Jérémie Villet talks about his adventures with contagious good humor. He is constantly joking as he narrates, with his usual playfulness and wit, his time spent with eagles in the arctic cold of Alaska. The temperatures dipped to minus 40°F and bears prowled in the distance. It is only when he talks about the bears that Jérémie turns serious. You have to stay clear of them because bears have been known to attack humans and even devour them alive. But besides that, Jérémie Villet seems undaunted. And what about the wolves, aren’t they scary? Maybe a little, when he camps on his own, but even then… Above all, what captures his attention is the beauty of the moment. “The wolf is a formidable presence: when there is one around, you can feel it immediately,” observes Villet. He recalls how other animals behave in the presence of wolves, how they move to avoid running into the predator.
The arctic fox
On occasion, Jérémie Villet prowls just like a predator. He explains that from time to time he had to track a prey in order to capture the predator. This is how he approached the arctic fox, having long followed its trail. He has also chased after rabbits to catch the fox in the act. But it was only when he left some of food outside his tent that he finally managed to catch a glimpse. “He was really sly. I deliberately gave him a wide berth to avoid scaring him off.” The animals he chases after often slip away. “I have a lot of missed shots,” Villet admits. But those that succeed are all the more powerful for being rare. These images are the culmination of a long journey and of an extraordinary personal story. “This photo, that’s six months of my life,” says Jérémie Villet, astonished by the realization.

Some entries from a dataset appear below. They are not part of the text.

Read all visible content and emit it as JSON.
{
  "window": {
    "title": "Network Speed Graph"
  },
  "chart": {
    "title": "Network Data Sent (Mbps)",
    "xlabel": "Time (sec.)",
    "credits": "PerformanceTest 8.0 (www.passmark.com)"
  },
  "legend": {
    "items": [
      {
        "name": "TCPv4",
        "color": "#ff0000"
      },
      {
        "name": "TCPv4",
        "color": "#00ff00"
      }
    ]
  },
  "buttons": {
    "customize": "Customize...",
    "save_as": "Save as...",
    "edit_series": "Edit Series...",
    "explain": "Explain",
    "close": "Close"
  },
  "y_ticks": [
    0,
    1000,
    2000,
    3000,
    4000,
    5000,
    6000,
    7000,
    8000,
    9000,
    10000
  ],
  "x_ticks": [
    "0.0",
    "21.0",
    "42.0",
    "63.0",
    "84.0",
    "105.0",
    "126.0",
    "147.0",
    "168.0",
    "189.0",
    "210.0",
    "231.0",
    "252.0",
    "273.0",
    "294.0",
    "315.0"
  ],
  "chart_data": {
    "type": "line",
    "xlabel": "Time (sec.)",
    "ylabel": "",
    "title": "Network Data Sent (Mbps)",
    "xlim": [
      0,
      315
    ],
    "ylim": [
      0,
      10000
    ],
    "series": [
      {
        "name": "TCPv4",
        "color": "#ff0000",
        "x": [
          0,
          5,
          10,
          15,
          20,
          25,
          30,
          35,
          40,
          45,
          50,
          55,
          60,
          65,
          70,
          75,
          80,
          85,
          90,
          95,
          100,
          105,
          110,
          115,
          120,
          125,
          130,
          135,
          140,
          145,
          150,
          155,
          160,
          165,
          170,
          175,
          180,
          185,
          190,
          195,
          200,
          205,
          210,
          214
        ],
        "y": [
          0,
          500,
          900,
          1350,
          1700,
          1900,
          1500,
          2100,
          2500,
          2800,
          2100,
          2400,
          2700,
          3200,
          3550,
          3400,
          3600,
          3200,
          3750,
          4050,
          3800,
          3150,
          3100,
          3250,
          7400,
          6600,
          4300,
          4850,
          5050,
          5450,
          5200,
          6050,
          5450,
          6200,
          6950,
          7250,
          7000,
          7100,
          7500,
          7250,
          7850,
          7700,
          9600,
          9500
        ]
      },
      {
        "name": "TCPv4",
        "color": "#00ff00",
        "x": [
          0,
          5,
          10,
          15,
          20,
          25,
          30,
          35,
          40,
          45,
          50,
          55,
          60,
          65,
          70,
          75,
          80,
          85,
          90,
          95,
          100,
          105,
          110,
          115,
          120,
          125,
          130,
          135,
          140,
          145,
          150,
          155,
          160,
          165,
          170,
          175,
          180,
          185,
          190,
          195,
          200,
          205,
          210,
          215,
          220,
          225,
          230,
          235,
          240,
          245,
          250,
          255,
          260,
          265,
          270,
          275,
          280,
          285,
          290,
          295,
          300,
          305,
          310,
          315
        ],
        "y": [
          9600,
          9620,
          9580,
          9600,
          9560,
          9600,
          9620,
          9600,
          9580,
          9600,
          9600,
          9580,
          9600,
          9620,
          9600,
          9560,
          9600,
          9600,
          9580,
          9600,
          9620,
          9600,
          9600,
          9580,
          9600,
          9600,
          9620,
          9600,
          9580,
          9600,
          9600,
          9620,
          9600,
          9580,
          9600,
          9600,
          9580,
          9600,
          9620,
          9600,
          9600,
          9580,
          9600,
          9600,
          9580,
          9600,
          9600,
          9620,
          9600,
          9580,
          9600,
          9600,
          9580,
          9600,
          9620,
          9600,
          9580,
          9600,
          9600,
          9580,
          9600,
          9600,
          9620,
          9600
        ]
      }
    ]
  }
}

The photographs represent a life devoted to the passion of photographing animals. It all began when he was a child, and his parents kept a farm outside Paris, near the Forest of Rambouillet. “At night, I could hear stags roaring,” recalls Jérémie. “One day, my brother and I asked our parents if we could spend the night in the woods to see the stags.” And so they did. At school, no one would believe them when they described their adventure. “So we went back with a camera, to prove we really did see them!,” says Jérémie, laughing. They went back to school with blurry photos in which one would be hard-pressed to discern the animal if not for the antlers outlined in the haze. This encounter marked act one in a future career, the moment when Villet made a silent pact with himself: to become an animal photographer. The harsh reality of the job made him first enroll in a literature program, but his passion caught up with him. He won a photography contest and took off for faraway lands.
Jérémie prefers to keep his exact destinations secret out of concern that these isolated places will soon swarm with tourists, who may have little respect for the environment. He will never go back to the Himalayas where he traveled to get a shot of the snow leopard: there are too many visitors now who spoil the peace and quiet sought by the photographer. It must be noted, however, that Jérémie Villet specializes in portraying white expanses, revealing the compelling splendor of snow banks. In many of his photographs, the animals seem to emerge as if from a dream world, their paws blurred by the winter glare, like specters in the snow. It is little wonder that Jérémie often refers to the animals he tracks as “ghosts.” For instance, the lynx he has been chasing for years: “I am yet to take a good photo of a lynx. I’ve seen them, but they’re gone as soon as you spot them.” This is one more reason to continue traveling around the world, to ever-colder, more distant regions. These landscapes and animals are the protagonists of Jérémie Villet’s first book, entitled Première neige [The First Snow].
Although very young, Jérémie Villet has already accumulated a wealth of rare moments that are an eloquent testimony to the importance and beauty of wildlife. A single image of an animal is enough to reawaken the child within.